L'information, fournie par écrit, intervient une semaine seulement après que le régime cubain ait reconnu une épidémie de chikungunya, dengue et d'oropouche dans le pays, avec une situation épidémiologique « aiguë », sans toutefois fournir pratiquement aucun chiffre.
Selon les données compilées par la section Amériques de l'Organisation mondiale de la santé (OMS), l'île a identifié 15 590 cas de chikungunya entre le 11 octobre et le 1er novembre, et en a accumulé 20 062 au cours des dix premiers mois de l'année.

Avec ce chiffre total, l'incidence cumulée du chikungunya à Cuba est de 183,43 cas pour 100 000 habitants, la plus élevée de toutes les Amériques cette année, devant le Brésil (112,07) et les moyennes des Caraïbes (43,53) et de tout le continent (26,00).

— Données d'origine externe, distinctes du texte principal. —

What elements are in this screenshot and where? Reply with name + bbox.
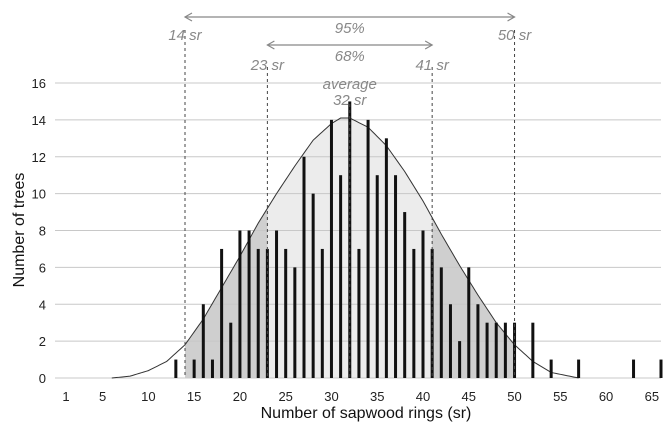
x-tick-label: 25 [278,389,292,404]
bar [531,322,535,378]
average-value-label: 32 sr [333,92,367,109]
bar [485,322,489,378]
bar [293,267,297,378]
y-tick-label: 6 [39,260,46,275]
bar [320,248,324,378]
bar [275,230,279,378]
y-ticks: 0 2 4 6 8 10 12 14 16 [32,76,46,386]
x-tick-label: 40 [416,389,430,404]
bar [421,230,425,378]
range-95-label: 95% [335,20,365,37]
bar [210,359,214,378]
x-tick-label: 35 [370,389,384,404]
bar [577,359,581,378]
bar [384,138,388,378]
arrow-95-head-left [183,12,193,22]
bar [366,119,370,378]
average-label: average [323,76,377,93]
bar [476,304,480,378]
bar [174,359,178,378]
x-tick-label: 10 [141,389,155,404]
bar [311,193,315,378]
x-tick-label: 15 [187,389,201,404]
curve-layer [111,117,579,379]
bar [448,304,452,378]
bar [302,156,306,378]
label-41sr: 41 sr [415,57,449,74]
bar [238,230,242,378]
bar [375,175,379,378]
arrow-95-head-right [507,12,516,22]
range-68-label: 68% [335,48,365,65]
y-tick-label: 10 [32,187,46,202]
y-tick-label: 16 [32,76,46,91]
reference-lines [184,30,516,378]
x-tick-label: 45 [462,389,476,404]
bar [439,267,443,378]
bar [403,212,407,378]
label-50sr: 50 sr [498,27,532,44]
bar [467,267,471,378]
x-tick-label: 1 [62,389,69,404]
arrow-68-head-left [266,40,275,50]
bar [229,322,233,378]
y-tick-label: 12 [32,150,46,165]
y-axis-label: Number of trees [11,173,28,288]
y-tick-label: 0 [39,371,46,386]
y-tick-label: 4 [39,297,46,312]
y-tick-label: 8 [39,224,46,239]
bar [549,359,553,378]
bar [357,248,361,378]
bar [329,119,333,378]
distribution-curve [111,117,579,379]
bar [458,341,462,378]
x-axis-label: Number of sapwood rings (sr) [261,405,472,422]
bar [256,248,260,378]
label-23sr: 23 sr [250,57,285,74]
y-tick-label: 2 [39,334,46,349]
bar [412,248,416,378]
bar [394,175,398,378]
bar [192,359,196,378]
bar [659,359,663,378]
label-14sr: 14 sr [168,27,202,44]
bar [632,359,636,378]
x-tick-label: 20 [233,389,247,404]
bar [220,248,224,378]
bar [348,101,352,378]
bar [503,322,507,378]
x-tick-label: 50 [507,389,521,404]
x-tick-label: 5 [99,389,106,404]
x-tick-label: 60 [599,389,613,404]
bar [201,304,205,378]
y-tick-label: 14 [32,113,46,128]
bar [247,230,251,378]
bar [284,248,288,378]
x-tick-label: 55 [553,389,567,404]
x-tick-label: 65 [645,389,659,404]
bar [494,322,498,378]
bar [339,175,343,378]
x-ticks: 1 5 10 15 20 25 30 35 40 45 50 55 60 65 [62,389,659,404]
x-tick-label: 30 [324,389,338,404]
arrow-68-head-right [424,40,434,50]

L'OPS a averti, sur la base de « l'analyse épidémiologique et de la stratification des risques » réalisée par le ministère de la Santé publique (Minsap) de Cuba, que les provinces de La Havane, Matanzas et Cienfuegos (centre), « restent à risque d'infection très élevé ».
Il ajoute également que « la plus grande proportion de cas est enregistrée dans la tranche d'âge de 19 à 54 ans, c'est-à-dire en âge de travailler activement, avec pour conséquence l'absentéisme au travail en raison des douleurs invalidantes causées par la maladie ».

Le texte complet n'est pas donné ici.